The difference is in the purpose and the target of that  satire.  Art, for Wilde, should be outside of any such treatment.  In his Intentions (1891, 1913), he describes art as immoral, dangerous, and essentially a threat to static, stable society.  Throughout this collection you find suggestions that art is also subjective and sheer so that one person’s art is beyond another person’s understanding and reach. In both of these regards, then, it would be inappropriate to try to render art sterile and impotent. In the same collection, society is described as  standing opposition to contemplation, thought, and dreams.  His Gilbert asserts that, “The security of society lies in custom and unconscious instinct, and the basis of the stability of society, as a healthy organism, is the complete absence of any intelligence amongst its members,” whom it grants, “the dignity of machines.”

Thus, society and its cultural conservatism fully deserve insolence and should, in fact, be sterilized and made impotent, a point proven to the artists who have the power to do it by the very attempts of society to do the same to their art.

The essence of the quote is therefore not decrying satire or ridicule, per se.  Rather, Wilde is lamenting the response of the banal cultural establishment (“mediocrity”) toward technical innovation and revolutionary new ideas (“genius”).

The original quote was not intended to be pithy. It was part of a historical critique.  In the attempt to package it up for easier use, it appears that the emphasis shifted.

Why would Wilde, of all people, object to ridicule in a general way?  He wouldn’t.  The problem he identified isn’t ridicule  The problem is that mediocre culture paints beauty with ugliness and regards genius with narrow-minded irreverence.  Satire and ridicule just happen to make those evils much easier to spread.  Fortunately, they also give artists the power to fight back.
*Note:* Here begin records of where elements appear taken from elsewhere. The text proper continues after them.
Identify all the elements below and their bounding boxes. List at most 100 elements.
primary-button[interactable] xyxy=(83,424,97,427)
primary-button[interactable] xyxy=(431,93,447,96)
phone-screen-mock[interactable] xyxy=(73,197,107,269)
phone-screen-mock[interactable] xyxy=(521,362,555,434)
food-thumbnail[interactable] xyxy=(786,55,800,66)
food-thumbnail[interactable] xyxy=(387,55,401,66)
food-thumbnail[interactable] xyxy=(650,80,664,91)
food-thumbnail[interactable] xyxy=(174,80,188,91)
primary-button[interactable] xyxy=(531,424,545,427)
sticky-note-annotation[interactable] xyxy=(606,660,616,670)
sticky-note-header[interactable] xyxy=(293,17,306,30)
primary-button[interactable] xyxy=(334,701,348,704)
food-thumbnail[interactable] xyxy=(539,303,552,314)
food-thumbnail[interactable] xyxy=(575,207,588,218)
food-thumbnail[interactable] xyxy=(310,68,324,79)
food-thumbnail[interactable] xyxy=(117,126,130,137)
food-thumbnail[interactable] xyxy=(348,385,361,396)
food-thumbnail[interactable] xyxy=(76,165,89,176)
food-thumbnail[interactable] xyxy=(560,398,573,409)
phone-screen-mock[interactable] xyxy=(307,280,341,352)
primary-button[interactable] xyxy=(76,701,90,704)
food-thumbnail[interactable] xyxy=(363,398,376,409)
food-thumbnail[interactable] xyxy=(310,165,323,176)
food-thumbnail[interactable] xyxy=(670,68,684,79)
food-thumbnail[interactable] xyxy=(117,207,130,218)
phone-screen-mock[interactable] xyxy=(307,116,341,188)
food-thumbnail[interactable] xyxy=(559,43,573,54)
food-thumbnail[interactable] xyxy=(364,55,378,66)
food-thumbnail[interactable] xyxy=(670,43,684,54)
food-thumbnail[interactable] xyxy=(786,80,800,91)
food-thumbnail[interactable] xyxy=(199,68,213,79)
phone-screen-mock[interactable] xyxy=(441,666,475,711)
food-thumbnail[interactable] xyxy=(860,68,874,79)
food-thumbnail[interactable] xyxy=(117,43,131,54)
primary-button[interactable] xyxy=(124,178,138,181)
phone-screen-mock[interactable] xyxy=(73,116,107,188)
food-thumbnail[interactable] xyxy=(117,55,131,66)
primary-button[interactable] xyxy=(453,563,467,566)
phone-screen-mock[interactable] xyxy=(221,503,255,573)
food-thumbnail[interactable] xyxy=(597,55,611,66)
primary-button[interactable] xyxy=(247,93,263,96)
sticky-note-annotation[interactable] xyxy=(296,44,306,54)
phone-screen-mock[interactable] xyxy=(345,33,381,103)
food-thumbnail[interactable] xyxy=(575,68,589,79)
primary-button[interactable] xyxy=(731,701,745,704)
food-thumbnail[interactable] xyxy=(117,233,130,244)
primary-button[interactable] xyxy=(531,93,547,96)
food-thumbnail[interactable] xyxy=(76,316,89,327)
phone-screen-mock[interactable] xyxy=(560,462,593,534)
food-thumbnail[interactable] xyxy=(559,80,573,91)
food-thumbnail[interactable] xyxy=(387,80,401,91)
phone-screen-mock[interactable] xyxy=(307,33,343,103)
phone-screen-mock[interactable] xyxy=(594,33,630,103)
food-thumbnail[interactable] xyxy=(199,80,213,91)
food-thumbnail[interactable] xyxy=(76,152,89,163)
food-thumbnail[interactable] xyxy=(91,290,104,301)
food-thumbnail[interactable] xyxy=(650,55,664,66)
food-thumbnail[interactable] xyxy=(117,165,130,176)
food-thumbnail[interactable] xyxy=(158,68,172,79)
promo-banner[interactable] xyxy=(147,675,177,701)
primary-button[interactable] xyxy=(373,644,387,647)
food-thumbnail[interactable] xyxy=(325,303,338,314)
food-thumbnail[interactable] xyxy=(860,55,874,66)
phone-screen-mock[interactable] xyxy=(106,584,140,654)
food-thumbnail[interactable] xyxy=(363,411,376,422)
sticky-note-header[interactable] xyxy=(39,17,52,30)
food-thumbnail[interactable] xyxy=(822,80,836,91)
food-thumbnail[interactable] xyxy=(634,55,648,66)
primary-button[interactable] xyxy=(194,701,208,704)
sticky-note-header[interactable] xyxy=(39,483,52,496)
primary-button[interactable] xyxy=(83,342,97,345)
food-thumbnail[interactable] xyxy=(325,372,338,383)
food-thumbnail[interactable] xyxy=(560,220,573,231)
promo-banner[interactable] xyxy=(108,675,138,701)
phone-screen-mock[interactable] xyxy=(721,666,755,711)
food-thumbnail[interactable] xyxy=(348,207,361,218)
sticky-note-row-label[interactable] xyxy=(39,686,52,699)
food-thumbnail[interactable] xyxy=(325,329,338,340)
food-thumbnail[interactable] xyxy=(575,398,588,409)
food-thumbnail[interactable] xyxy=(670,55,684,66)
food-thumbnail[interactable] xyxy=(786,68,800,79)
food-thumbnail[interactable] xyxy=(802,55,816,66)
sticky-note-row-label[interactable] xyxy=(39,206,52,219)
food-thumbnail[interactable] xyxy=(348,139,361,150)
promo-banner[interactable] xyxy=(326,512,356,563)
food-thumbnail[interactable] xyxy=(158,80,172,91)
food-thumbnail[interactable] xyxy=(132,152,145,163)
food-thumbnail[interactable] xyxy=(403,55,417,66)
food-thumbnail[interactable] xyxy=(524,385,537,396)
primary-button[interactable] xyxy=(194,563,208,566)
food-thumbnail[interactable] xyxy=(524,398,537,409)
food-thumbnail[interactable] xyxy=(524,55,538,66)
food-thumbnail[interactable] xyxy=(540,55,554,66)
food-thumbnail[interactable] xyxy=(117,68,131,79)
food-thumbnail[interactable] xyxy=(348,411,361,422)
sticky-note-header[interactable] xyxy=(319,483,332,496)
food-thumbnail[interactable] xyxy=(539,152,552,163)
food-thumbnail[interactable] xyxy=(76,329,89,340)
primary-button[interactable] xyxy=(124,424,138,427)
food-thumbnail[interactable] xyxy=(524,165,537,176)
1 After all, the twelve-plus pages of internet search results quoting Wilde’s anti-ridicule stance are counter-balanced by the same number of pages of results describing Wilde’s ridiculing of the aristocracy and the conservative social customs of his time.  In Oscar Wilde (1959), Edouard Roditi described Wilde as “taunting” and “provoking” journalists.  That’s not so far from ridicule.  Furthermore, Roditi suggested that Wilde used the ridicule of journalists to advance his own publicity and then suggested that, among several other references, The Canterville Ghost made use of “heavy satire on the bad tastes and manners and the prejudices of Americans” (p. 70).  Within the text of that story, Wilde’s narrator observes, with obvious ridicule, “we have really everything in common with America nowadays, except, of course, language.”  Surely he would not suggest that his ridiculing Americans should either tip them off to their superiority or that his ridicule indicted himself as a “loser” in comparison to them.